Reciprocal, << rih SIHP ruh kuhl, >> trade agreement is a pact between two or more nations to lower tariffs or other trade barriers on certain goods or services. Reciprocal trade agreements form the basis of most nations’ foreign trade policies.
Most reciprocal trade agreements begin as pacts between two governments to lower specific tariffs or other trade restrictions. Such pacts are called bilateral trade agreements. Since 1947, most bilateral trade agreements have been expanded to include other countries. That year, 23 countries, including the United States and Canada, signed the General Agreement on Tariffs and Trade (GATT). They received tariff reductions on goods specified in various bilateral trade agreements.

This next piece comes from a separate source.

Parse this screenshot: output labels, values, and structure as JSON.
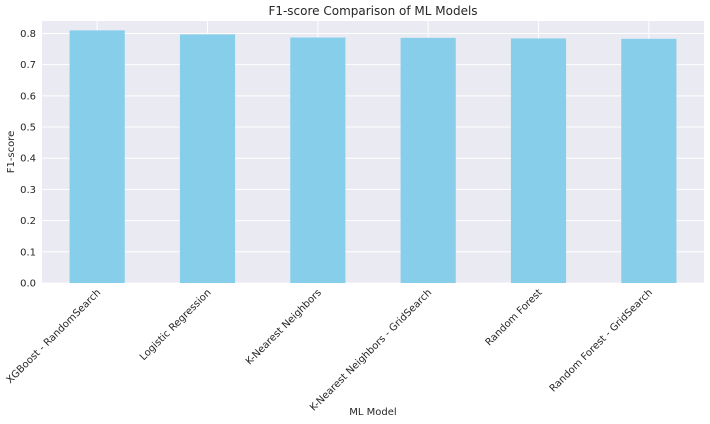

The GATT provision that grants the reductions is called a most-favored-nation clause. See General Agreement on Tariffs and Trade .
As an example of how a reciprocal trade agreement might be arranged, suppose that one nation produces more wheat than it needs–but not enough shoes. Another country may produce too many shoes but not enough wheat. The two governments would negotiate a bilateral trade agreement. The first country would reduce by a certain percentage its tariff on shoes imported from the second country. The second country would similarly reduce its tariff on wheat imported from the first country. Under the most-favored-nation clause of the GATT, each country would extend its tariff reductions to all GATT countries. These nations could then trade under the lower tariff even if they had not signed a trade agreement with that country. Most nations have subscribed to the GATT.

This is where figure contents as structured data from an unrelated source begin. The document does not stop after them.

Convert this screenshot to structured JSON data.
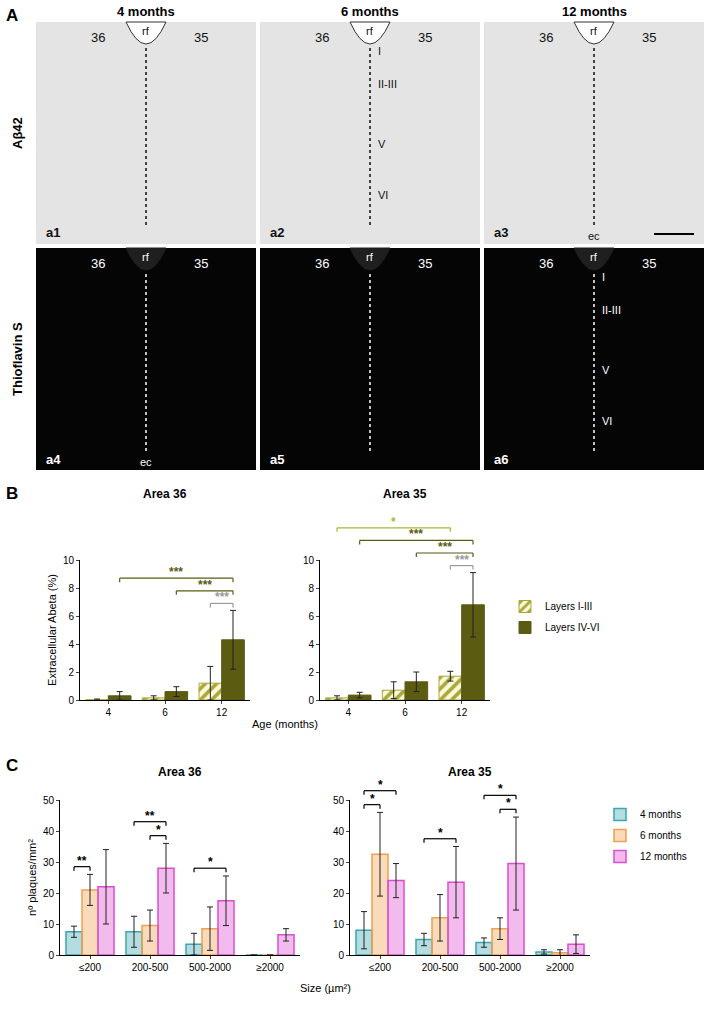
{
  "panel_labels": [
    "A",
    "B",
    "C"
  ],
  "images": {
    "column_titles": [
      "4 months",
      "6 months",
      "12 months"
    ],
    "row_titles": [
      "Aβ42",
      "Thioflavin S"
    ],
    "tiles": [
      [
        {
          "id": "a1",
          "left": "36",
          "right": "35",
          "fissure": "rf"
        },
        {
          "id": "a2",
          "left": "36",
          "right": "35",
          "fissure": "rf",
          "layers": [
            "I",
            "II-III",
            "V",
            "VI"
          ]
        },
        {
          "id": "a3",
          "left": "36",
          "right": "35",
          "fissure": "rf",
          "bottom": "ec"
        }
      ],
      [
        {
          "id": "a4",
          "left": "36",
          "right": "35",
          "fissure": "rf",
          "bottom": "ec"
        },
        {
          "id": "a5",
          "left": "36",
          "right": "35",
          "fissure": "rf"
        },
        {
          "id": "a6",
          "left": "36",
          "right": "35",
          "fissure": "rf",
          "layers": [
            "I",
            "II-III",
            "V",
            "VI"
          ]
        }
      ]
    ]
  },
  "chart_data": [
    {
      "type": "bar",
      "title": "Area 36",
      "categories": [
        "4",
        "6",
        "12"
      ],
      "xlabel": "Age (months)",
      "ylabel": "Extracellular Abeta (%)",
      "ylim": [
        0,
        10
      ],
      "yticks": [
        0,
        2,
        4,
        6,
        8,
        10
      ],
      "series": [
        {
          "name": "Layers I-III",
          "color": "#a9a83a",
          "marker": "hatched",
          "values": [
            0.02,
            0.15,
            1.2
          ],
          "errors": [
            0.05,
            0.15,
            1.2
          ]
        },
        {
          "name": "Layers IV-VI",
          "color": "#5b5b12",
          "values": [
            0.3,
            0.6,
            4.3
          ],
          "errors": [
            0.3,
            0.35,
            2.1
          ]
        }
      ],
      "significance": [
        {
          "from": {
            "category": "12",
            "series": "Layers I-III"
          },
          "to": {
            "category": "12",
            "series": "Layers IV-VI"
          },
          "text": "***",
          "color": "#9a9a9a"
        },
        {
          "from": {
            "category": "6",
            "series": "Layers IV-VI"
          },
          "to": {
            "category": "12",
            "series": "Layers IV-VI"
          },
          "text": "***",
          "color": "#5b5b12"
        },
        {
          "from": {
            "category": "4",
            "series": "Layers IV-VI"
          },
          "to": {
            "category": "12",
            "series": "Layers IV-VI"
          },
          "text": "***",
          "color": "#5b5b12"
        }
      ]
    },
    {
      "type": "bar",
      "title": "Area 35",
      "categories": [
        "4",
        "6",
        "12"
      ],
      "ylim": [
        0,
        10
      ],
      "yticks": [
        0,
        2,
        4,
        6,
        8,
        10
      ],
      "legend": "right",
      "series": [
        {
          "name": "Layers I-III",
          "color": "#a9a83a",
          "marker": "hatched",
          "values": [
            0.15,
            0.7,
            1.7
          ],
          "errors": [
            0.15,
            0.6,
            0.35
          ]
        },
        {
          "name": "Layers IV-VI",
          "color": "#5b5b12",
          "values": [
            0.35,
            1.3,
            6.8
          ],
          "errors": [
            0.2,
            0.7,
            2.3
          ]
        }
      ],
      "significance": [
        {
          "from": {
            "category": "12",
            "series": "Layers I-III"
          },
          "to": {
            "category": "12",
            "series": "Layers IV-VI"
          },
          "text": "***",
          "color": "#9a9a9a"
        },
        {
          "from": {
            "category": "6",
            "series": "Layers IV-VI"
          },
          "to": {
            "category": "12",
            "series": "Layers IV-VI"
          },
          "text": "***",
          "color": "#5b5b12"
        },
        {
          "from": {
            "category": "4",
            "series": "Layers IV-VI"
          },
          "to": {
            "category": "12",
            "series": "Layers IV-VI"
          },
          "text": "***",
          "color": "#5b5b12"
        },
        {
          "from": {
            "category": "4",
            "series": "Layers I-III"
          },
          "to": {
            "category": "12",
            "series": "Layers I-III"
          },
          "text": "*",
          "color": "#a8b832"
        }
      ]
    },
    {
      "type": "bar",
      "title": "Area 36",
      "categories": [
        "≤200",
        "200-500",
        "500-2000",
        "≥2000"
      ],
      "xlabel": "Size (µm²)",
      "ylabel": "nº plaques/mm²",
      "ylim": [
        0,
        50
      ],
      "yticks": [
        0,
        10,
        20,
        30,
        40,
        50
      ],
      "series": [
        {
          "name": "4 months",
          "color": "#3aa6b0",
          "marker": "outlined",
          "values": [
            7.5,
            7.5,
            3.5,
            0
          ],
          "errors": [
            1.8,
            5,
            3.5,
            0
          ]
        },
        {
          "name": "6 months",
          "color": "#f0a050",
          "marker": "outlined",
          "values": [
            21,
            9.5,
            8.5,
            0
          ],
          "errors": [
            5,
            5,
            7,
            0
          ]
        },
        {
          "name": "12 months",
          "color": "#d94fd0",
          "marker": "outlined",
          "values": [
            22,
            28,
            17.5,
            6.5
          ],
          "errors": [
            12,
            8,
            8,
            2
          ]
        }
      ],
      "significance": [
        {
          "from": {
            "category": "≤200",
            "series": "4 months"
          },
          "to": {
            "category": "≤200",
            "series": "6 months"
          },
          "text": "**",
          "color": "#000000"
        },
        {
          "from": {
            "category": "200-500",
            "series": "6 months"
          },
          "to": {
            "category": "200-500",
            "series": "12 months"
          },
          "text": "*",
          "color": "#000000"
        },
        {
          "from": {
            "category": "200-500",
            "series": "4 months"
          },
          "to": {
            "category": "200-500",
            "series": "12 months"
          },
          "text": "**",
          "color": "#000000"
        },
        {
          "from": {
            "category": "500-2000",
            "series": "4 months"
          },
          "to": {
            "category": "500-2000",
            "series": "12 months"
          },
          "text": "*",
          "color": "#000000"
        }
      ]
    },
    {
      "type": "bar",
      "title": "Area 35",
      "categories": [
        "≤200",
        "200-500",
        "500-2000",
        "≥2000"
      ],
      "ylim": [
        0,
        50
      ],
      "yticks": [
        0,
        10,
        20,
        30,
        40,
        50
      ],
      "legend": "right",
      "series": [
        {
          "name": "4 months",
          "color": "#3aa6b0",
          "marker": "outlined",
          "values": [
            8,
            5,
            4,
            1
          ],
          "errors": [
            6,
            2,
            1.5,
            0.7
          ]
        },
        {
          "name": "6 months",
          "color": "#f0a050",
          "marker": "outlined",
          "values": [
            32.5,
            12,
            8.5,
            0.7
          ],
          "errors": [
            13.5,
            7.5,
            3.5,
            1
          ]
        },
        {
          "name": "12 months",
          "color": "#d94fd0",
          "marker": "outlined",
          "values": [
            24,
            23.5,
            29.5,
            3.5
          ],
          "errors": [
            5.5,
            11.5,
            15,
            3
          ]
        }
      ],
      "significance": [
        {
          "from": {
            "category": "≤200",
            "series": "4 months"
          },
          "to": {
            "category": "≤200",
            "series": "6 months"
          },
          "text": "*",
          "color": "#000000"
        },
        {
          "from": {
            "category": "≤200",
            "series": "4 months"
          },
          "to": {
            "category": "≤200",
            "series": "12 months"
          },
          "text": "*",
          "color": "#000000"
        },
        {
          "from": {
            "category": "200-500",
            "series": "4 months"
          },
          "to": {
            "category": "200-500",
            "series": "12 months"
          },
          "text": "*",
          "color": "#000000"
        },
        {
          "from": {
            "category": "500-2000",
            "series": "6 months"
          },
          "to": {
            "category": "500-2000",
            "series": "12 months"
          },
          "text": "*",
          "color": "#000000"
        },
        {
          "from": {
            "category": "500-2000",
            "series": "4 months"
          },
          "to": {
            "category": "500-2000",
            "series": "12 months"
          },
          "text": "*",
          "color": "#000000"
        }
      ]
    }
  ]
}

In 1995, the World Trade Organization (WTO) was set up to administer the GATT and to reduce barriers to trade in services and in other areas not covered by the GATT. As a result, the most-favored-nation clause began to be applied to trade in services and other areas.
Reciprocal trade agreements have been an important part of U.S. foreign trade policy since 1934. That year, Congress passed the first Reciprocal Trade Agreements Act. Since then, periodic legislation has allowed the government to continue such trade policies.
Today, some reciprocal trade agreements are designed to encourage economic growth in developing countries. For example, industrial nations may agree to import manufactured products from developing countries at a lower tariff rate than is charged for the same products made by other industrial nations. At the same time, the developing countries may keep their own tariffs high to encourage expansion of their domestic industries.